Both men seeking the District 16 state senate seat agree that the budget needs to be scrutinized for cuts, but they would approach cuts in different ways.

Marty Harbin of Tyrone is encouraging a look at privatization of services and a review of state social welfare programs to “provide an incentive ... to use such programs as a stepping stone to move beyond dependency on government.”

David Studdard of Fayetteville meanwhile wants a statewide assessment of discretionary spending in particular so it can be “subject to the most intense scrutiny by law makers and citizens alike.

Both candidates replied to a list of questions from The Citizen for this story. Harbin's full answers are here and Studdard's answers are here.
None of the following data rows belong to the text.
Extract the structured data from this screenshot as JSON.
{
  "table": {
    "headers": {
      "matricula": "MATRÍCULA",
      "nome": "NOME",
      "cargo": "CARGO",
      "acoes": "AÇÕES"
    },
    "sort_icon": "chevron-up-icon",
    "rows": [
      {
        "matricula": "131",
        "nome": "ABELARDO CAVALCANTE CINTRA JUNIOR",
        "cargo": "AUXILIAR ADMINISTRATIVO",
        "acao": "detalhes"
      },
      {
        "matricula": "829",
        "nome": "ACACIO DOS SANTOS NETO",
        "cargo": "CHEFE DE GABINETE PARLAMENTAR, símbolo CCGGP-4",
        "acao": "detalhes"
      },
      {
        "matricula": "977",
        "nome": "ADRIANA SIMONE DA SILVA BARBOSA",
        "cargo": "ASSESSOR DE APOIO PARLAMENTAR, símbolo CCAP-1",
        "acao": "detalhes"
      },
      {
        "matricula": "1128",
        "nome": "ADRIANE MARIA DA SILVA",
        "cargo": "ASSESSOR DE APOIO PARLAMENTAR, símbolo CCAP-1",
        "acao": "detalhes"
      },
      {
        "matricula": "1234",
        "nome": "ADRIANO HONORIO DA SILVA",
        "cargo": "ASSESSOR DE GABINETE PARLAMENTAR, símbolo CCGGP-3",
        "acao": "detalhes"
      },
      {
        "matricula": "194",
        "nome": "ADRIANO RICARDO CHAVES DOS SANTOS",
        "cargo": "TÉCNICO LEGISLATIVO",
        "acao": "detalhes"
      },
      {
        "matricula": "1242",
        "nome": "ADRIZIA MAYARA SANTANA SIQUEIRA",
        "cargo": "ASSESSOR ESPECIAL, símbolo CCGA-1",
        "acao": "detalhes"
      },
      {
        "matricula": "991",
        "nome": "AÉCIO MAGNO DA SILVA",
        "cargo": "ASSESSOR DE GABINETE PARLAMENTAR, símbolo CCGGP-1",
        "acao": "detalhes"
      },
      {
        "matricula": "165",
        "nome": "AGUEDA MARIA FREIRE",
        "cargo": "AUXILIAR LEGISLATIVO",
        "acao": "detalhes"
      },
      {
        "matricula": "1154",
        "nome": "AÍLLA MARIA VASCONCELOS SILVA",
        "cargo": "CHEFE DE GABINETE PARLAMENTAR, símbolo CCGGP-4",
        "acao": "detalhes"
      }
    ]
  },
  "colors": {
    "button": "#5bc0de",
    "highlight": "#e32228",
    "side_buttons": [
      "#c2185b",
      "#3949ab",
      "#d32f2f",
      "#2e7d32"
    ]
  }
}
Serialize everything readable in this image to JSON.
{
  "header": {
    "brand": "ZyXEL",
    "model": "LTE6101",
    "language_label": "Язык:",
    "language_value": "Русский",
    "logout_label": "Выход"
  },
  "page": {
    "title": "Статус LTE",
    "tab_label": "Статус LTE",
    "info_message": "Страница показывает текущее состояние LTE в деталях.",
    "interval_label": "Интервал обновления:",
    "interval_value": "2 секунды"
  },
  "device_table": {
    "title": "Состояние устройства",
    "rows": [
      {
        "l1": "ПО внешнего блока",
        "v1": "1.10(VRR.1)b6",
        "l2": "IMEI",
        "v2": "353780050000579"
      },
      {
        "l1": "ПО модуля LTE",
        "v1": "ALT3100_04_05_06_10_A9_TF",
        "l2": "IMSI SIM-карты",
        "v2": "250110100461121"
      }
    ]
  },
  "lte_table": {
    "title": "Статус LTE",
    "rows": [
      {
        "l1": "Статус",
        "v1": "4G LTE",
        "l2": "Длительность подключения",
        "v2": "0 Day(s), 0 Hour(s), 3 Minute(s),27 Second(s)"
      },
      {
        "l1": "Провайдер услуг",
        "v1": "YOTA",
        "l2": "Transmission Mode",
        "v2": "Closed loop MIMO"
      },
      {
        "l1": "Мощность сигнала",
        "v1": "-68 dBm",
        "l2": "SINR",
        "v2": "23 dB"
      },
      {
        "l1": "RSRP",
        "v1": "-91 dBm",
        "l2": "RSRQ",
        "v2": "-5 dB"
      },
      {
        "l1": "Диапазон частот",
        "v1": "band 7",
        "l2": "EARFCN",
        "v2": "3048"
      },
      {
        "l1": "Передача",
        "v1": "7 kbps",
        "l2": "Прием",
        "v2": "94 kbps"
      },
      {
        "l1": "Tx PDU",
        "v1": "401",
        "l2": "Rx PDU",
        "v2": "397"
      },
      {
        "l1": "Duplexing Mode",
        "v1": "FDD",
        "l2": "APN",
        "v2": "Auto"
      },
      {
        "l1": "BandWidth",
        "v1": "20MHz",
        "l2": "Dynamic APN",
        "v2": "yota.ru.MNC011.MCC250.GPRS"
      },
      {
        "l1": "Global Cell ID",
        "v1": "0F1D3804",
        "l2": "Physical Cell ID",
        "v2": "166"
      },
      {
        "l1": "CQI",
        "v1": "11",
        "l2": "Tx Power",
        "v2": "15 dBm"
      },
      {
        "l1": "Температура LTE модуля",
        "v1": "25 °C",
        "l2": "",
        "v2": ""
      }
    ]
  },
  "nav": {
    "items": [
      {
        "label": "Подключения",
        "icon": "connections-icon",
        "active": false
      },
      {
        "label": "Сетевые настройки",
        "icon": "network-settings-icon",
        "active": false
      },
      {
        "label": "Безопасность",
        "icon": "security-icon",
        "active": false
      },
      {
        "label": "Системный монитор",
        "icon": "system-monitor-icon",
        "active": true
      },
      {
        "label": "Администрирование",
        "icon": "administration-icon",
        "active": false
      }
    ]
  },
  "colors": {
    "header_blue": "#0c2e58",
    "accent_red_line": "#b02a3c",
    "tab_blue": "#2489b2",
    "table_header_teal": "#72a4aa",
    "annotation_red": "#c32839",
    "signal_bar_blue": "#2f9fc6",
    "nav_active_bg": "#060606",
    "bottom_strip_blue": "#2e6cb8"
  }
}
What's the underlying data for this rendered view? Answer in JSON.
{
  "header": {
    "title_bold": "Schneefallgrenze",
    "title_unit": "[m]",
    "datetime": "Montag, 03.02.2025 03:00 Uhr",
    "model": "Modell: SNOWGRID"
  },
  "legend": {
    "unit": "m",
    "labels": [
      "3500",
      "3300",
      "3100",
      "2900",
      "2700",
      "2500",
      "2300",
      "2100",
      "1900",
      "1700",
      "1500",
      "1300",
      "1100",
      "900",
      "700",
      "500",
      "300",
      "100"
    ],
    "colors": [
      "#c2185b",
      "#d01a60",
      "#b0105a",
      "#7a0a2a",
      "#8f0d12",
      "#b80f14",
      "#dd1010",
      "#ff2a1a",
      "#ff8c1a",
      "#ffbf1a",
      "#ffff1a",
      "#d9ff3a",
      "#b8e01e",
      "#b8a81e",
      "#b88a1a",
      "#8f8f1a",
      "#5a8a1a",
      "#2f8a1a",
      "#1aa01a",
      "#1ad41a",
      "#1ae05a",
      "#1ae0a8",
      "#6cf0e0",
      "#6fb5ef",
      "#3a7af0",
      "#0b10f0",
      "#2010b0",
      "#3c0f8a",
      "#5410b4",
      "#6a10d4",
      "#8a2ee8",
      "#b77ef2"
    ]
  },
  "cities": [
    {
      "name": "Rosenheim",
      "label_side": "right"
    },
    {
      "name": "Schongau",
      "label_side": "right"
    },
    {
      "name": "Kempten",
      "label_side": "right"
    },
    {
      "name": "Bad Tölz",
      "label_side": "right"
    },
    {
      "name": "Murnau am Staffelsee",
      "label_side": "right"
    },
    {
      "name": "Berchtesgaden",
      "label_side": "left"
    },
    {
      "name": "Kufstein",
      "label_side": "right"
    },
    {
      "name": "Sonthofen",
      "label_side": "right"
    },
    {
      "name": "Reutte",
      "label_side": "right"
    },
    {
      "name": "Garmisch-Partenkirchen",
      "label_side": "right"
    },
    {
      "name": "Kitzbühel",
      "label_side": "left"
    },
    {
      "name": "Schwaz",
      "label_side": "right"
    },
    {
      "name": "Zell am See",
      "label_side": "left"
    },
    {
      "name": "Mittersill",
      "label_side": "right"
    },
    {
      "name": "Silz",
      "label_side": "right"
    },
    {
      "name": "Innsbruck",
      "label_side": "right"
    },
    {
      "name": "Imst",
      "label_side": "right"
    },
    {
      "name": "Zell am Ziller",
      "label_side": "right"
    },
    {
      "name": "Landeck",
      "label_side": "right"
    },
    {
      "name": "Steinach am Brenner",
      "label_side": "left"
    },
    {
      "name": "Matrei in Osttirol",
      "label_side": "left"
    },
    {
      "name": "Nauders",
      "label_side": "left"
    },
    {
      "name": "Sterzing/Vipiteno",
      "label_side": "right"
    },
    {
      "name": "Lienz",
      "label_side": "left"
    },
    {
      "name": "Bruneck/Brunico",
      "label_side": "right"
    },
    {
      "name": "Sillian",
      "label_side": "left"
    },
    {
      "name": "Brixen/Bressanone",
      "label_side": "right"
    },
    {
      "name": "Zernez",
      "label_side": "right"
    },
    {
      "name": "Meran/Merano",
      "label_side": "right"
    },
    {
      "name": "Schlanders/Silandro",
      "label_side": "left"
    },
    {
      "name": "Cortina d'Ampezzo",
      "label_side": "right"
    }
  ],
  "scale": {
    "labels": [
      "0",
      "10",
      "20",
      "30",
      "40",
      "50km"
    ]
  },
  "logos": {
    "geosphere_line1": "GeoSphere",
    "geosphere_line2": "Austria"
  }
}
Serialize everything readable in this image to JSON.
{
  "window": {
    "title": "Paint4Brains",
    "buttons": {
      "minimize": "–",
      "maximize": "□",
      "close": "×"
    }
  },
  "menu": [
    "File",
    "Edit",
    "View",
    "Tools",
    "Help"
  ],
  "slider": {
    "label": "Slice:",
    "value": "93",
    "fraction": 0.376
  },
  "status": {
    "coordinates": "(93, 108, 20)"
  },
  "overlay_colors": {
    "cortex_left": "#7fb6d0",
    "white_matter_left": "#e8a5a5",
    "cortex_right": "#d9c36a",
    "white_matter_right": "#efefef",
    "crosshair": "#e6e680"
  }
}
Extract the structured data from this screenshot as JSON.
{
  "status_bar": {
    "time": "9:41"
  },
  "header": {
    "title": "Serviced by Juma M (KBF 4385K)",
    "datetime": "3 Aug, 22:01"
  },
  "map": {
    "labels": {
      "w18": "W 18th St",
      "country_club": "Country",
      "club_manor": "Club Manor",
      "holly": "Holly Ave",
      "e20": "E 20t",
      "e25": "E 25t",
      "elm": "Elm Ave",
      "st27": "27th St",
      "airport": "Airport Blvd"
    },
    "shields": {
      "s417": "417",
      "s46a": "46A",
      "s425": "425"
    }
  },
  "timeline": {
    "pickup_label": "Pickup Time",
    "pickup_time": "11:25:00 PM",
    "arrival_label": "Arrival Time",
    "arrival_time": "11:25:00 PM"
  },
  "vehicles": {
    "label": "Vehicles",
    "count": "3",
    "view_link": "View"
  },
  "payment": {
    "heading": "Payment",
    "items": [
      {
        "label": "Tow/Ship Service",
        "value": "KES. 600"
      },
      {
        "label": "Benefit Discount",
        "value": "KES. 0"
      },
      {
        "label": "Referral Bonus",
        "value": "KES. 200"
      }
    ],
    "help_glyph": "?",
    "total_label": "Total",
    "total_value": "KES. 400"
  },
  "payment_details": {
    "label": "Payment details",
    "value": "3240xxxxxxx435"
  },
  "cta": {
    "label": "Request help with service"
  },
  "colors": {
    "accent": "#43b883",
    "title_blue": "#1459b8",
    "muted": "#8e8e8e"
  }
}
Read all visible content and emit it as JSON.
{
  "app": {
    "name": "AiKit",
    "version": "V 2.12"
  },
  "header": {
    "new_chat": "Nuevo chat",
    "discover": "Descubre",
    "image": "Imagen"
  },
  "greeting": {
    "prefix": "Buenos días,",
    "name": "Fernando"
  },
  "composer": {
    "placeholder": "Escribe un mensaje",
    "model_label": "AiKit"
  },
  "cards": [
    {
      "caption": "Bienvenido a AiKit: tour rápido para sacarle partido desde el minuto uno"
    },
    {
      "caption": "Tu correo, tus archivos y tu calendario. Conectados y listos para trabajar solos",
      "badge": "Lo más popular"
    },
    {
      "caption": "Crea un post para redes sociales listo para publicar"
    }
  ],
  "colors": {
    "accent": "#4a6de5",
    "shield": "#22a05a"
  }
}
The winner of this race will assume office Jan. 1 since there is no Democratic challenger in the November general election. The 16th district covers south and central Fayette County including much of Fayetteville, all of Peachtree City and also Tyrone. The district also extends into Spalding, Pike and Lamar counties.

On the question of what each candidate’s spending priorities would be, Studdard said he has none, except to reduce spending when possible. Harbin has a more detailed approach, urging a review of educational systems from elementary to college and also looking at transportation funding options such as user fees to fund necessary improvements. Harbin said he specifically opposes local or regional transportation sales tax initiatives.

As to the candidates legislative priorities, Studdard said he plans to derive his by listening to his constituents.

“I think we could all benefit if our elected officials did more listening and less talking,” Studdard said.

Harbin said he wants to undertake a review of the state’s participation in Common Core standards for K-12 education, address the Affordable Healthcare Act, eliminate the state’s income tax and replace it with a Fair Tax method and “strengthening incentives for businesses to locate or relocate to Georgia to create jobs and additional revenue.”

While Studdard said he does not plan to serve on any senate committee that oversees his profession as an attorney, Harbin said as an independent insurance and investment services profesional, he feels his knowledge and experience “would help to secure the rights and legal protections of those I was elected to serve and so would actively participate in legislative matters related to them.”

Both Harbin and Studdard said they were in favor of term limits on legislators. Harbin said he doesn’t think the country’s founding fathers intended elected office “to be a full-time or lifetime job.”

Studdard agreed, arguing that while many state and federal legislators do a good job, others “seem to have an attitude of entitlement and arrogance, completely unresponsive to the voters who elected them.”

The Citizen also asked both men their thoughts about the state’s ethics commission, which has come under fire in recent months due to questions about its lack of independence from the governor’s office. Harbin urged creation of a bipartisan board with independent members who are unaffiliated with any political party as well.

Such a board could serve on a part-time as-needed basis which would eliminate or avoid additional offices or staff, with funding from the state’s general fund, Harbin suggested.

Studdard agreed that the state’s ethics commission “needs to be free from influence from not only elected officials but anyone with an economic, personal or political interest in the outcome of any investigation brought before the commission.”

Studdard suggested funding could come from either increasing the qualifying fee on candidates for state office, or decreasing the salaries of state elected officials.

Both candidates were also asked whether they feel the state’s open records and open meetings laws were sufficient or either need to be expanded or curtailed.

Studdard said the laws are sufficient but there is “flagrant disregard” for those laws.

“Often times, governing entities at all levels, restrict access and even free speech at meetings, otherwise open to the public,” Studdard said. “Certainly a balance between an orderly productive meeting and a display designed to solely disrupt should be struck, however, open records and meeting laws do not exist to protect elected officials, committees and boards from citizens, on the contrary, they are in place to protect us from them.”

Harbin said all government spending and legislative matters “need to be fully transparent” and he would not support efforts to curtail the public’s right to know.

“Where the people’s money and the people’s interests are involved, they have an absolute right to know where and to whom that money goes and how the decisions that affect their lives are made,” Harbin said. “In fact, I would recommend additional options to open the process to the public. For example, live streaming of committee meetings, with archived copies available on the General Assembly website.”